優秀な人は、人に責められたり、叱られたりしないらしく、いつも涼しい顔をしているのに、こんな焦って何でも話してしまって、動揺しているメンバーに驚きだ。

そして何より打たれ弱い。

あっと言う間に、計画を自分達の口から言ってしまった。証拠はいらないかもなとエリオンを見れば、青筋が浮いている。そして高く書類をあげ、
「ここにアステリア王国リア王女の滞在中の娯楽費や贈り物などの領収書がサミエル会長宛で文化祭にかかった費用として計上されている。明らかに不正だ。
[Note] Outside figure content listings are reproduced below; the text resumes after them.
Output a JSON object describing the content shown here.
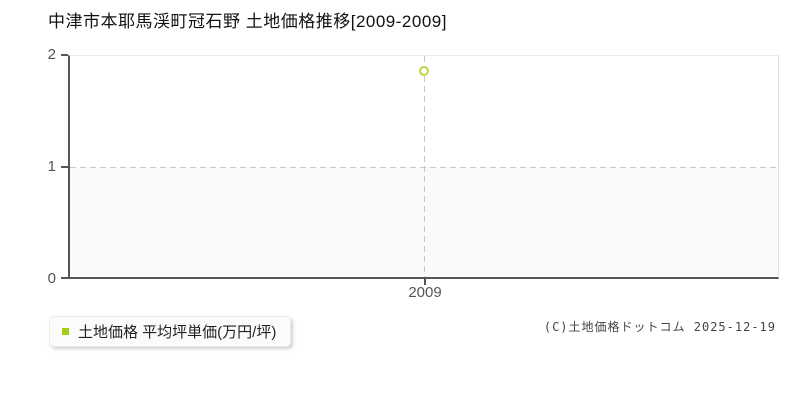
{
  "header": {
    "title": "中津市本耶馬渓町冠石野 土地価格推移[2009-2009]"
  },
  "axes": {
    "y_ticks": [
      "0",
      "1",
      "2"
    ],
    "x_ticks": [
      "2009"
    ]
  },
  "legend": {
    "label": "土地価格 平均坪単価(万円/坪)",
    "marker_color": "#a4cd1e"
  },
  "footer": {
    "copyright": "(C)土地価格ドットコム 2025-12-19"
  },
  "chart_data": {
    "type": "scatter",
    "title": "中津市本耶馬渓町冠石野 土地価格推移[2009-2009]",
    "categories": [
      "2009"
    ],
    "series": [
      {
        "name": "土地価格 平均坪単価(万円/坪)",
        "values": [
          1.86
        ]
      }
    ],
    "ylim": [
      0,
      2
    ],
    "yticks": [
      0,
      1,
      2
    ],
    "xlabel": "",
    "ylabel": "",
    "grid": "horizontal dashed at y=1, vertical dashed at x=2009, shaded band from y=0 to y=1",
    "legend_position": "bottom-left",
    "point_style": "open-circle",
    "point_color": "#bdd741",
    "band_color": "#fafafa"
  }
}
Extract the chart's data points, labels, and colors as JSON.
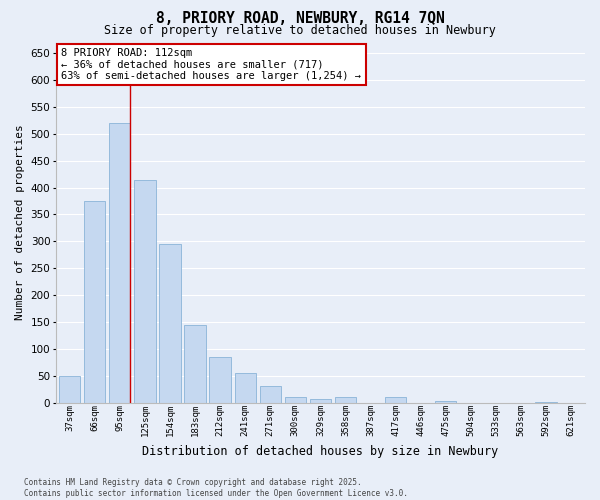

サミエル会長とリア王女が繋がっていることは明白」
とかなりのしたり顔で言った。フランツ王子も睨みつけ、
「リオンにつくのは、お前の勝手だ。学園に自分が使った金を請求するのは筋違いだろう。バミューダ侯爵家にはその旨を報告し処分があると思え。そしてサミエル他生徒会メンバーは、ローズリー嬢に自分達が計画したものを全て擦りつけた事を謝れ」
と裁いた。フランツ王子に拍手が出た。挨拶運動も相乗して王子の株爆上がり中だ。エリオンはローズリー嬢を見つめている。

「良かったね、エリオン様」

私は、人混みの中、扉に向かった。ドミルトン家の評価は上がらないけど、とりあえずこれ以上の落とし穴は、回避出来たんじゃないかなと溜息を吐いた。